- #Hybrid crossfirex compatible cards drivers
- #Hybrid crossfirex compatible cards driver
- #Hybrid crossfirex compatible cards series
Like its dual-GPU predecessor, CrossFire X works on a fairly broad range of motherboards, including those based on AMD 480, 580, and 7-series chipsets, as well as boards based on many of Intel’s more recent chipsets-among them: the 955, 965, 975, P35, G35, X38, and X48.ĬrossFire X’s performance and feature set will be more or less optimal depending on the chipset’s topology and the motherboard’s allocation of PCIe lanes. And, of course, that means the effective memory size for the entire GPU phalanx would effectively be 256MB, not 768MB, because memory isn’t shared between GPUs in CrossFire (or in SLI, for that matter). As a result, a Radeon HD 3870 X2 paired with a Radeon HD 3850 256MB would perform like a trio of Radeon HD 3850 256MB cards. The caveat here is that CrossFire X will settle on the lowest core GPU clock, memory clock, and video RAM size to determine the operative clock speeds and effective memory size. Getting to three or four GPUs can be achieved using a dizzying number of potential card combinations, which AMD has summarized in this helpful matrix:Ī Radeon HD 3870 matched up with a Radeon HD 3870 X2 on an Intel X38 chipset
#Hybrid crossfirex compatible cards series
The basic building block of CrossFire X is AMD’s RV670 GPU, which is present in all of the various incarnations of the Radeon HD 3800 series of graphics cards.
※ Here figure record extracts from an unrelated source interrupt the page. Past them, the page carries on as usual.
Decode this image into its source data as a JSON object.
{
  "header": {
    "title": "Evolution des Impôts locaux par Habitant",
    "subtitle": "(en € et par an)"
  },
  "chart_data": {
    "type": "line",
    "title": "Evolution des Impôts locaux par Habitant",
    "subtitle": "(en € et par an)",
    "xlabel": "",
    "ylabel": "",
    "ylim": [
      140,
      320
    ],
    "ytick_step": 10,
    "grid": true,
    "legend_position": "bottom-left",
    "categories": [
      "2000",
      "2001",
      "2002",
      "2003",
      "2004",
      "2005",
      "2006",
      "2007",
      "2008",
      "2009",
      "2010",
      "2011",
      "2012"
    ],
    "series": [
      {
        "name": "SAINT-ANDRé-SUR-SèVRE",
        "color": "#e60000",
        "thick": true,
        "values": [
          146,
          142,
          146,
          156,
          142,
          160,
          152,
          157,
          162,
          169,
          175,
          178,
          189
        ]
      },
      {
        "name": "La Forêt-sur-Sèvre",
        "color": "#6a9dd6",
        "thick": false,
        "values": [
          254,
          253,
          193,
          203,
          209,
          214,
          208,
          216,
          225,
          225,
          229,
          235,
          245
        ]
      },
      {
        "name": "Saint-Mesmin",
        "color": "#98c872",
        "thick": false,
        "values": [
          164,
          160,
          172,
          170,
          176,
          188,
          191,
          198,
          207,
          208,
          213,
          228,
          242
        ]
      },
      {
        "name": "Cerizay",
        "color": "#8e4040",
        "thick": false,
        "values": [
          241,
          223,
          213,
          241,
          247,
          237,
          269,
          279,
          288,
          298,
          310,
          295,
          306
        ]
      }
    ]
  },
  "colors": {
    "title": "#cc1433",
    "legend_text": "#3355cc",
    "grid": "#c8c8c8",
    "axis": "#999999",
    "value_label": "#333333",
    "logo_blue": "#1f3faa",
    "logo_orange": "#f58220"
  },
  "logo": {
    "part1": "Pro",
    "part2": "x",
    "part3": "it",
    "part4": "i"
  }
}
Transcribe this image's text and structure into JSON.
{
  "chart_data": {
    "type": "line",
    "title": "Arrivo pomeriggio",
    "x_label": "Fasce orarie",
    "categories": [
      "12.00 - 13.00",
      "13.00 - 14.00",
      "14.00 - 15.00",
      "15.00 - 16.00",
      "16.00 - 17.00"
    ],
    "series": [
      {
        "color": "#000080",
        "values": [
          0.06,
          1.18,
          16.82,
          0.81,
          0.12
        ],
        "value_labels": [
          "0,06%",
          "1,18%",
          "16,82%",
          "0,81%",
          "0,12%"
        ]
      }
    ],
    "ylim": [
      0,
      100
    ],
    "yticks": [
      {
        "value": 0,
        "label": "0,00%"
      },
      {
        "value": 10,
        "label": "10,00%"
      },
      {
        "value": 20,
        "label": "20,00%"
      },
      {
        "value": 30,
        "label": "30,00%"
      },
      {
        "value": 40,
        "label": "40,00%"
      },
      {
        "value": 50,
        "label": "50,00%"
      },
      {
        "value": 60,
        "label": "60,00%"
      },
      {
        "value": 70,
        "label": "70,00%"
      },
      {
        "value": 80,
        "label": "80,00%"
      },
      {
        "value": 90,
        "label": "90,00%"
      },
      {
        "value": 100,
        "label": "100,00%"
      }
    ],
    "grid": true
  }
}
#Hybrid crossfirex compatible cards driver
The hardware to make such a thing possible has been on the market for some time now, and last week’s release of the Catalyst 8.3 driver revision finally enabled this feature in software, as well. Read on to see what we learned.ĬrossFire X is, quite simply, an extension of the CrossFire dual-GPU feature to three and four GPUs.
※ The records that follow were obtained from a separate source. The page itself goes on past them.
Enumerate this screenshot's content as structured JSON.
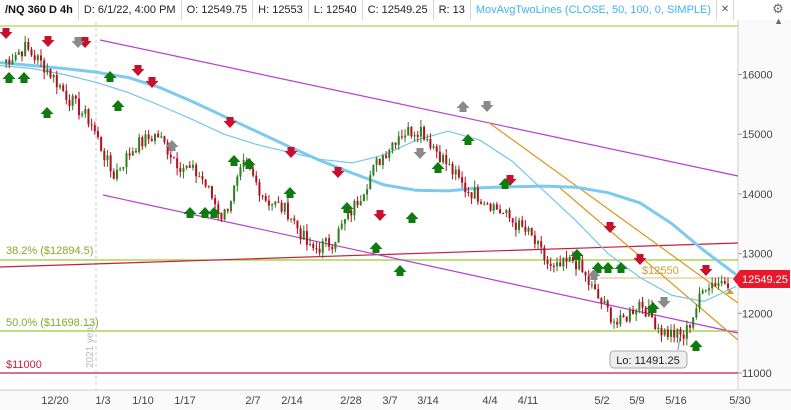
{
  "header": {
    "symbol": "/NQ 360 D 4h",
    "date": "D: 6/1/22, 4:00 PM",
    "open": "O: 12549.75",
    "high": "H: 12553",
    "low": "L: 12540",
    "close": "C: 12549.25",
    "range": "R: 13",
    "study": "MovAvgTwoLines (CLOSE, 50, 100, 0, SIMPLE)"
  },
  "colors": {
    "price_up": "#2e7d1f",
    "price_down": "#b3101e",
    "ma_fast": "#74c7ea",
    "ma_slow": "#7ccbee",
    "channel": "#b640d0",
    "fib": "#9acd32",
    "red_line": "#c81e3c",
    "orange": "#e0951e",
    "buy_arrow": "#0f7a0f",
    "sell_arrow": "#c8102e",
    "neutral_arrow": "#8a8a8a",
    "last_price_bg": "#e8192c"
  },
  "chart_data": {
    "type": "candlestick",
    "y_axis_ticks": [
      16000,
      15000,
      14000,
      13000,
      12000,
      11000
    ],
    "x_axis_labels": [
      "12/20",
      "1/3",
      "1/10",
      "1/17",
      "2/7",
      "2/14",
      "2/28",
      "3/7",
      "3/14",
      "4/4",
      "4/11",
      "5/2",
      "5/9",
      "5/16",
      "5/30"
    ],
    "year_marker": "2021 year",
    "levels": [
      {
        "label": "38.2% ($12894.5)",
        "value": 12894.5
      },
      {
        "label": "50.0% ($11698.13)",
        "value": 11698.13
      },
      {
        "label": "$11000",
        "value": 11000
      },
      {
        "label": "$12550",
        "value": 12550
      }
    ],
    "last_price": "12549.25",
    "low_label": "Lo: 11491.25",
    "ma50": [
      16150,
      16100,
      16000,
      15870,
      15700,
      15480,
      15250,
      15000,
      14830,
      14700,
      14580,
      14520,
      14650,
      14900,
      15050,
      14900,
      14550,
      14050,
      13550,
      13000,
      12600,
      12300,
      12200,
      12450
    ],
    "ma100": [
      16200,
      16150,
      16100,
      16040,
      15950,
      15780,
      15550,
      15300,
      15050,
      14800,
      14560,
      14350,
      14150,
      14060,
      14050,
      14100,
      14120,
      14130,
      14110,
      14020,
      13850,
      13500,
      13050,
      12650
    ],
    "price_path": [
      16200,
      16450,
      16100,
      15600,
      15200,
      14300,
      14800,
      15000,
      14500,
      14300,
      13600,
      14500,
      13900,
      13700,
      13050,
      13200,
      13800,
      14500,
      15000,
      15100,
      14600,
      14100,
      13900,
      13600,
      13300,
      12700,
      12900,
      12300,
      11800,
      12200,
      11700,
      11600,
      12500,
      12550
    ]
  }
}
#Hybrid crossfirex compatible cards drivers
We’ve taken a quick look at AMD’s first drivers for CrossFire X, and we have some interesting things to report. Then again, AMD’s decision to rely on CrossFire X to round out the high end of its product lineup has surely helped to concentrate its attention on making the scheme work well. That’s a bold move, fraught with peril, because multi-GPU schemes can be rather fragile, with iffy compatibility and less-than-ideal performance scaling. The most intriguing bit of multi-GPU madness we’ve seen recently may be AMD’s CrossFire X, simply because in this generation, AMD opted to chain together three or four mid-range GPUs in place of creating a separate high-end graphics processor. We now have multiple GPUs on a single graphics card, hybrid multi-GPU implementations involving integrated graphics, and more-than-two-way incarnations of both SLI and CrossFire. We see the introduction of a new GPU seemingly every month, and multi-GPU schemes like SLI and CrossFire are omnipresent. GPUs, it seems, are everywhere, breeding like rabbits.